The other pro-strike commentator, Ryan Tierney, takes a more cautioned approach, but relies upon an unnamed Syrian student for key information, like how only a “small fraction” of the rebels are extremist Muslims. How are we to know this? The landscape of Syria is littered with extremists allied with al Quaeda and other groups who are pumping more and more fighters into the country all the time. What comes next is appeals to ideology (that the US is and should be the Policeman of the World) and sexism (lamenting the dead “women and children” equates the two), but the most intrigue can be found in the claim that “there must be consequences for slaughtering your own civilians and violating international law.” The US has drone bombed at least three American citizens into oblivion – where was Ryan? And what international agreement has Syria signed that it has violated?
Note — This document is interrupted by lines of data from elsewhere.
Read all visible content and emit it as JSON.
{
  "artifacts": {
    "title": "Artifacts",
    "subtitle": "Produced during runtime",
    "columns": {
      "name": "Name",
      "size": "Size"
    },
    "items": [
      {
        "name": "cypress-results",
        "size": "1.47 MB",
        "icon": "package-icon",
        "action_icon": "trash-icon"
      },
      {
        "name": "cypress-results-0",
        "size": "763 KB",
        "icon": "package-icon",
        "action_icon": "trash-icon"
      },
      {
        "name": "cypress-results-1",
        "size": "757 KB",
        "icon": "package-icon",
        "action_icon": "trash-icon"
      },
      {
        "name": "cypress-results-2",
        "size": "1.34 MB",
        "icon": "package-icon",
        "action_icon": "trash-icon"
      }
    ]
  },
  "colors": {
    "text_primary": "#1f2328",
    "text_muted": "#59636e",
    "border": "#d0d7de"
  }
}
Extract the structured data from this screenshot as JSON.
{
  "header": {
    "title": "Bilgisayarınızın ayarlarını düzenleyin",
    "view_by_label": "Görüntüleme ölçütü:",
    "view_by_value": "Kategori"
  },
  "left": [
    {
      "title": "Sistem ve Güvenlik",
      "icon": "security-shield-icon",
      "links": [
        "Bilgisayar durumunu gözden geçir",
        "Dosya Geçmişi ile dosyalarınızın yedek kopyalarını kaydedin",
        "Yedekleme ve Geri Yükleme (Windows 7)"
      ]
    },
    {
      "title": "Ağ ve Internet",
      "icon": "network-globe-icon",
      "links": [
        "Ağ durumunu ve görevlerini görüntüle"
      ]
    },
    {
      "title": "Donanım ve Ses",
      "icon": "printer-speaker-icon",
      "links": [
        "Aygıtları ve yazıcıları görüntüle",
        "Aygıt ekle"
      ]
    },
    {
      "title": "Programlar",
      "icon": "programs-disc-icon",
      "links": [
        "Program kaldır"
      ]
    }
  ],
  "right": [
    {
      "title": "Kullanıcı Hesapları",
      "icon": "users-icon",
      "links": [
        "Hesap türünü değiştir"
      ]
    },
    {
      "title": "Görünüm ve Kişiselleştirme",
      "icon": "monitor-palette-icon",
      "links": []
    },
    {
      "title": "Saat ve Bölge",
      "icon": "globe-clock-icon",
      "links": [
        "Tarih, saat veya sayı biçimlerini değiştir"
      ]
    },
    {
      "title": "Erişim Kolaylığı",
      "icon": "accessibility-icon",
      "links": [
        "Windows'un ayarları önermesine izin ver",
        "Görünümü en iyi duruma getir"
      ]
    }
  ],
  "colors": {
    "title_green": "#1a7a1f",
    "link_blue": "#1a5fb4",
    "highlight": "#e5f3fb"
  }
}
We must let our past failures at “humanitarian war” inform our judgment, not “cloud” it. Ezra Shapiro brings up many good points, including Israel’s involvement. What many missed during the hearing in Washington was when Secretary John Kerry claimed that Israel, our sacred ally in the region, would be unable to defend itself if we were not to intervene – only to turn around seconds later and assure that Israel could defend itself if allies of Syria were to target it after a missile strike from the US. Logic games must end and rational discourse must begin if we’re talking about starting yet another front in the endless, limitless Global War on Terror.
Joe Tannenbaum
Class of 2014
Correction: Sept. 20, 2013
The original version of this letter misstated which substance Israel was accused of using in 2009. It was white phosphorous, not sarin gas.